Evolution and Applicability Analysis of Soil Thermal Conductivity Based on TPS and TLS Methods: A Case Study of the First Tunnel Freezing Repair Project in Bangkok, Thailand
摘要
This study focuses on Thailand’s first power tunnel freezing repair project in Bangkok. Thermal property parameters of the soil strata needed for analyzing the safety of the frozen curtain were lacking. To address this, the study employed, for the first time, the TPS and TLS methods to investigate the evolution of thermal conductivity in local ground layers (including CH, CL and SM) across unfrozen, phase change, and frozen zones. A comparative analysis of the applicability of the two methods was also conducted. Experimental results indicate that thermal conductivity of the same soil is highly temperature-dependent, increasing by approximately 50 % in the frozen zone and 30 % in the phase change zone compared to the unfrozen zone. Sandy soils exhibit better thermal conductivity than clay due to the higher content of thermally conductive minerals. The Hot Disk, with its rapid response capability, is more suitable for capturing thermal conductivity variations in the phase change zone, while the KD2 Pro excels in steady-state measurements and is better suited for soils with limited moisture migration.

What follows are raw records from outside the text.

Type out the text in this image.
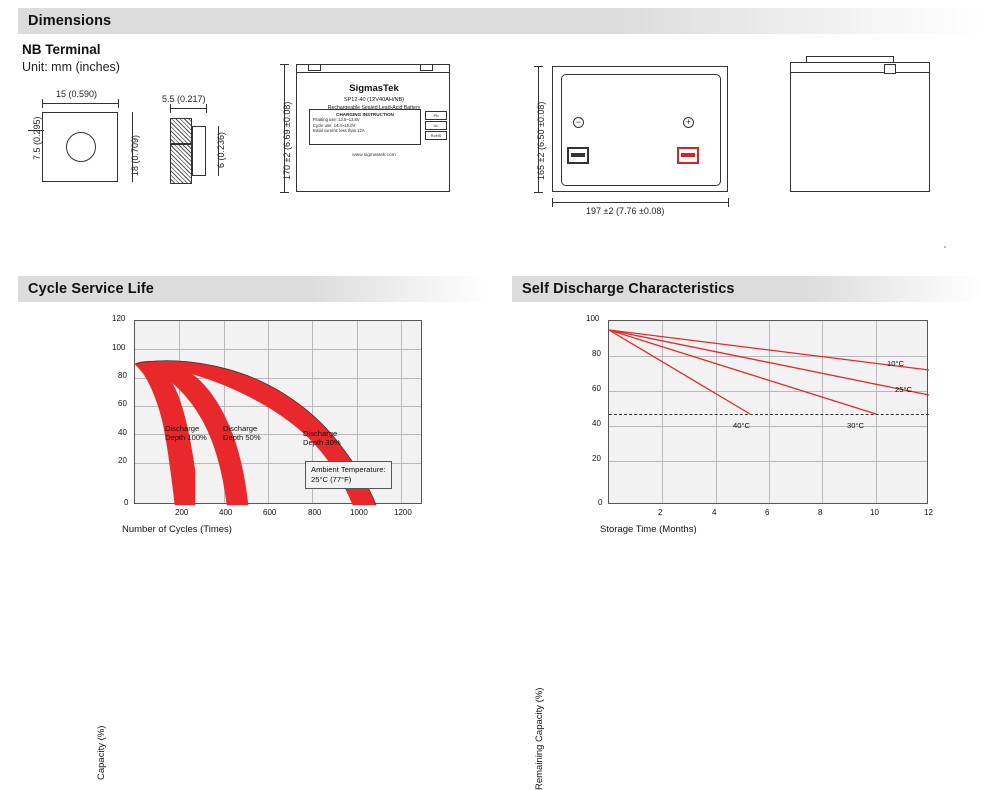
Dimensions
NB Terminal
Unit: mm (inches)
15 (0.590)
7.5 (0.295)	18 (0.709)
5.5 (0.217)
6 (0.236)
SigmasTek
SP12-40 (12V40AH/NB)
Rechargeable Sealed Lead-Acid Battery
CHARGING INSTRUCTION
Floating use: 13.5~13.8V
Cycle use: 14.4~15.0V
Initial current: less than 12A
Pb
UL
RoHS
www.sigmastek.com
170 ±2 (6.69 ±0.08)	−	+
165 ±2 (6.50 ±0.08)
197 ±2 (7.76 ±0.08)
Cycle Service Life
Capacity (%)
Discharge
Depth 100%
Discharge
Depth 50%	Discharge
Depth 30%
Ambient Temperature:
25°C (77°F)
120
100
80
60
40
20
0
200	400	600	800	1000	1200
Number of Cycles (Times)
Self Discharge Characteristics
Remaining Capacity (%)
10°C
25°C
40°C	30°C
100
80
60
40
20
0
2	4	6	8	10	12
Storage Time (Months)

Recommended values for the thermal conductivity of typical Bangkok soils are proposed. Additionally, a field-scale coupled hydrothermal model was developed, and the results from three different thermal conductivity models—measured, fixed, and geometric mean—were compared. The comparison demonstrated that the measured thermal conductivity model more accurately simulates variations in the temperature field. This research provides key thermal parameters for simulating temperature fields in tropical artificial ground freezing projects and offers a scientific basis for the optimized design of frozen curtains under similar geological conditions.